Confidence Calculation

When a Doctor finishes examining the EvaluationContext, it passes its collected evidence list to the ConfidenceEngine.

The engine calculates a confidence_score (float 0.0 - 1.0) based on: 1. Evidence Volume: The number of independent signals collected. 2. Evidence Weight: The categorical weights (Low to Very High) assigned to those signals. 3. Normalized Scores: The severity of the threshold violations.

This continuous score is then bucketed into a standard categorical Confidence enum: - Confidence.LOW - Confidence.MEDIUM - Confidence.HIGH

Confidence vs. Risk vs. Severity

It is crucial to understand the distinction between these three concepts in ModelDoctor:

  • Confidence: How sure are we that this phenomenon is occurring? (e.g., "I am highly confident the training dataset has missing values.")
  • Risk: How dangerous is this phenomenon to the application? (e.g., "The missing value ratio is 1%, so the risk is Low.")
  • Severity: The final categorisation used for alerts and UI (INFO, WARNING, CRITICAL), derived from Risk.
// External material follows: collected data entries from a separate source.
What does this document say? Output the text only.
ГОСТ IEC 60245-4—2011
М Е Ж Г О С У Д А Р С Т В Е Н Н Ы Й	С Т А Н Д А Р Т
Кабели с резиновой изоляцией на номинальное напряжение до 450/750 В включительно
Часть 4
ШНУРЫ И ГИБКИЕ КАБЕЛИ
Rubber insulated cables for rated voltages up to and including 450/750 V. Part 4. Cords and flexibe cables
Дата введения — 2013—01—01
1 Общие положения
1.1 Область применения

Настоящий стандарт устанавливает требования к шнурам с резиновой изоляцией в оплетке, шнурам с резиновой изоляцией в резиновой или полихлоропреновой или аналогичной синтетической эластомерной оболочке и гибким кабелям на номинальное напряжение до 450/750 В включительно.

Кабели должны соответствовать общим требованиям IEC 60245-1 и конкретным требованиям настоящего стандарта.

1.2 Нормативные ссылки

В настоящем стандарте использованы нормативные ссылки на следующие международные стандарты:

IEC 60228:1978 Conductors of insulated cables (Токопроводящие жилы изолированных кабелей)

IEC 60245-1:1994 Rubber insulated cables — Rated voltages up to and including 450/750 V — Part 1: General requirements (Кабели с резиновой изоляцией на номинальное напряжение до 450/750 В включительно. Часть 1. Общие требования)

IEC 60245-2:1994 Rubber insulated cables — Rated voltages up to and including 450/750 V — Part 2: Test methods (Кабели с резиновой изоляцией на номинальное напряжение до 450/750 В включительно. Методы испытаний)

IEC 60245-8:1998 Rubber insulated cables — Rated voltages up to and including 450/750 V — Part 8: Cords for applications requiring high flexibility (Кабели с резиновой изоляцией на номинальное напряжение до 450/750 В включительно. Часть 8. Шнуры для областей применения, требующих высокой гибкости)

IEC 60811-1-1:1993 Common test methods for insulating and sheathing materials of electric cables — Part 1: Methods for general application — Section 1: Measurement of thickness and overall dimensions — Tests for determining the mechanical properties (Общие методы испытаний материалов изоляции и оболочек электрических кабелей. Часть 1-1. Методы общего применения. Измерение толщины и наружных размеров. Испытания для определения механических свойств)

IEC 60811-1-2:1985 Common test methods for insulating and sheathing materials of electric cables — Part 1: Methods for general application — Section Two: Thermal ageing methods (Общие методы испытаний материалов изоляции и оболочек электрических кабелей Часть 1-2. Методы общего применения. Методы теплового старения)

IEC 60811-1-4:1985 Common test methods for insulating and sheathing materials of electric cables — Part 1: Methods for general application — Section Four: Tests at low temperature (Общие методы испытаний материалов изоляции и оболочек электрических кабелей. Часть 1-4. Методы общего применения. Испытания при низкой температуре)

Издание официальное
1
Why separate Confidence from Risk?

Consider a model that exhibits a 0.01 gap between training and testing accuracy. - Because we have thousands of cross-validation samples proving this gap exists, our Confidence in the gap is HIGH. - However, a 0.01 gap is completely normal and healthy. Therefore, the Risk is LOW.

By separating these concepts, ModelDoctor avoids throwing false-positive critical alerts for phenomena that are statistically certain but practically harmless.